Les concepts élémentaires de la méréologie

Partie propre

Le concept le plus élémentaire et le plus intuitif de la méréologie est celui de la relation de partie à tout. Les exemples ne manquent pas : on parlera d'un livre et de son premier chapitre, d'un homme et de sa main, d'un match et de sa seconde mi-temps, etc. Une autre façon de réécrire ces exemples en français pourrait être la suivante : le premier chapitre du livre, la main de cet homme, la seconde mi-temps du match, etc. On verra par la suite l'importance que peut avoir une telle réécriture.

On peut paraphraser ces exemples en écrivant que l'objet x est (une) partie de l'objet y. J'emploie ici le terme d'objet en un sens très large, comme synonyme de quelque chose quelconque. D'autres déterminations seraient nécessaires à propos de ce terme, mais elles viendront en temps voulu. Pour exprimer cette relation, on peut utiliser la notation suivante :

x << y

Mais d'autres notations sont possibles. Casati et Varzi utilisent par exemple la notation suivante

PPxy

en laissant de côté les quantificateurs universels (∀x et ∀y), par souci de lisibilité.

Les symboles x et y désignent des variables singulières et ces variables dénotent des individus. Cela signifie que les termes de la relation tout-partie sont les types logiques les plus bas (par rapport à des entités d'ordre supérieur comme les classes, les fonctions ou les attributs) et qu'ils s'appliquent à des entités individuelles, quelque soit leur types.

Les symboles << et PP désignent un prédicat à deux places ou relation binaire. Une fonction à n places (avec n supérieur à 1) s'appelle une relation. J'y reviendrai aussi.

On peut maintenant poser les propriétés formelles élémentaires de la relation partie-tout (l'irréflexivité, l'asymétrie et la transitivité) vraies pour tout individus :

IRRÉF :
Un objet n'est pas une partie propre de lui-même.
ASYMÉ :
Si une chose est une partie propre d'une autre, alors la seconde n'est pas une partie propre de la première.
TRANS :
Si une chose est une partie propre d'une autre, et si la seconde est une partie propre d'une autre, alors la première est une partie propre de la troisième.
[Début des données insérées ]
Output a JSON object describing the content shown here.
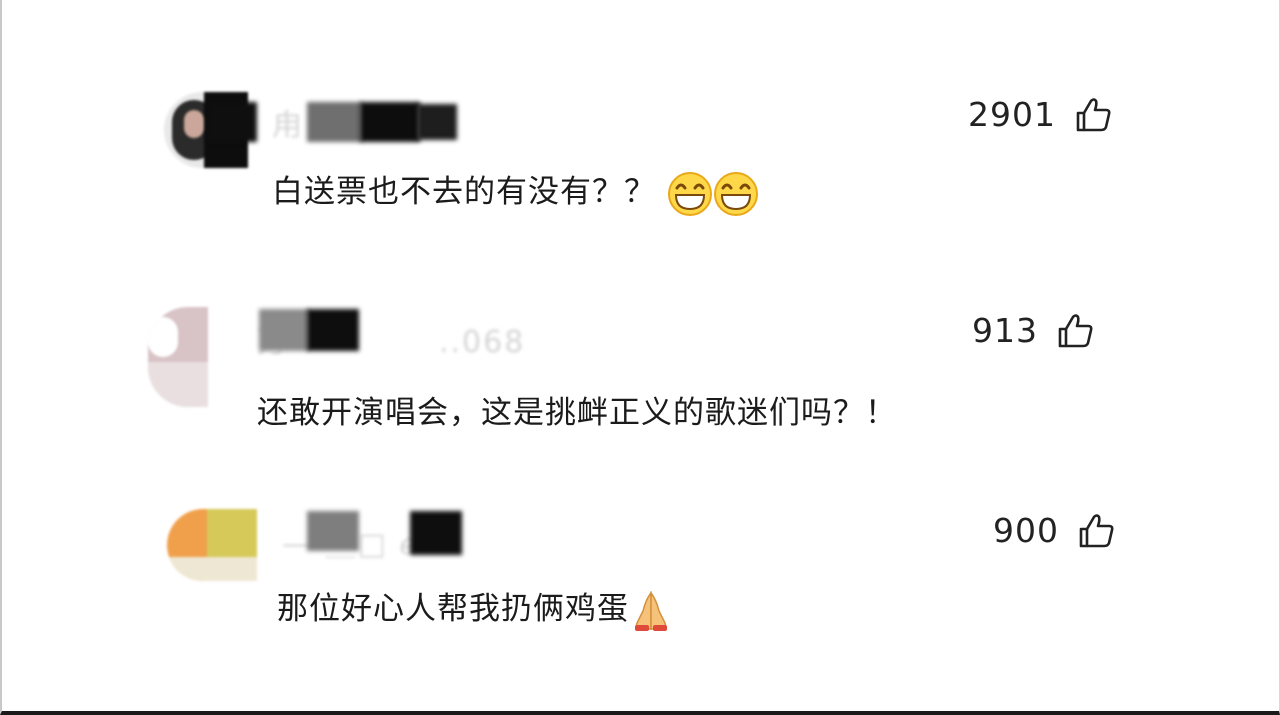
{
  "comments": [
    {
      "text": "白送票也不去的有没有？？",
      "likes": "2901",
      "emoji": "grinning-face-icon"
    },
    {
      "text": "还敢开演唱会，这是挑衅正义的歌迷们吗？！",
      "likes": "913",
      "emoji": ""
    },
    {
      "text": "那位好心人帮我扔俩鸡蛋",
      "likes": "900",
      "emoji": "praying-hands-icon"
    }
  ],
  "colors": {
    "text": "#1b1b1b",
    "like_count": "#222222",
    "background": "#ffffff",
    "mosaic_dark": "#111111",
    "mosaic_grey": "#7a7a7a"
  }
}
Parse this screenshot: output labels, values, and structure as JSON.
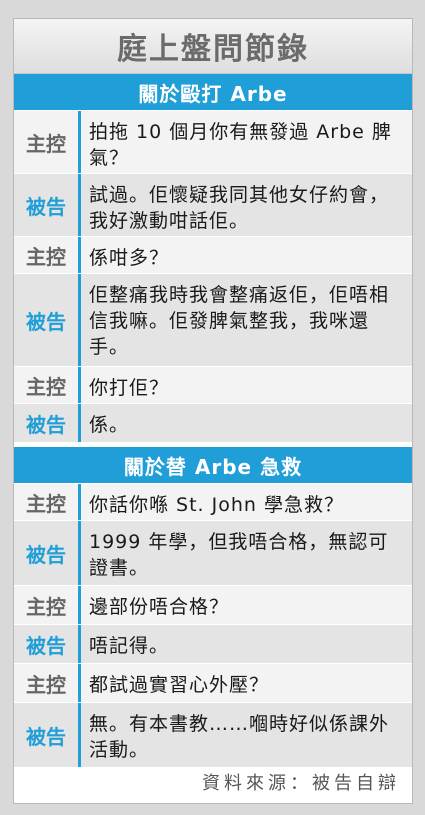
{
  "title": "庭上盤問節錄",
  "sections": [
    {
      "heading": "關於毆打 Arbe"
    },
    {
      "heading": "關於替 Arbe 急救"
    }
  ],
  "rows": [
    {
      "speaker": "主控",
      "text": "拍拖 10 個月你有無發過 Arbe 脾氣？"
    },
    {
      "speaker": "被告",
      "text": "試過。佢懷疑我同其他女仔約會，我好激動咁話佢。"
    },
    {
      "speaker": "主控",
      "text": "係咁多？"
    },
    {
      "speaker": "被告",
      "text": "佢整痛我時我會整痛返佢，佢唔相信我嘛。佢發脾氣整我，我咪還手。"
    },
    {
      "speaker": "主控",
      "text": "你打佢？"
    },
    {
      "speaker": "被告",
      "text": "係。"
    },
    {
      "speaker": "主控",
      "text": "你話你喺 St. John 學急救？"
    },
    {
      "speaker": "被告",
      "text": "1999 年學，但我唔合格，無認可證書。"
    },
    {
      "speaker": "主控",
      "text": "邊部份唔合格？"
    },
    {
      "speaker": "被告",
      "text": "唔記得。"
    },
    {
      "speaker": "主控",
      "text": "都試過實習心外壓？"
    },
    {
      "speaker": "被告",
      "text": "無。有本書教……嗰時好似係課外活動。"
    }
  ],
  "source": "資料來源：被告自辯",
  "colors": {
    "accent": "#1f9ed7",
    "prosecution": "#666666",
    "defendant": "#1f9ed7"
  }
}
On voit à partir de ces propriétés que la relation de partie propre à tout est un ordre partiel strict.

Partie propre ou impropre

Dans les théories d'ordre partiel en général et dans la méréologie en particulier, il est plus avantageux de prendre comme primitive du système formel la relation moins stricte de partie-de-ou-égal-à (noté < ou P). Pour le dire rapidement, dans la méréologie extensionnelle classique (MEC), égal-à signifie identique-à. On notera x est une partie propre ou impropre de y de la façon suivante :

x < y

ou

Pxy

L'un des problèmes intéressant à soulever est de savoir si la relation partie-tout est antérieure ou postérieure à la relation d'identité. On laissera ce point de côté : disons que l'un des avantages à partir de la relation d'identité, c'est qu'il est possible de définir partie (impropre) et partie propre.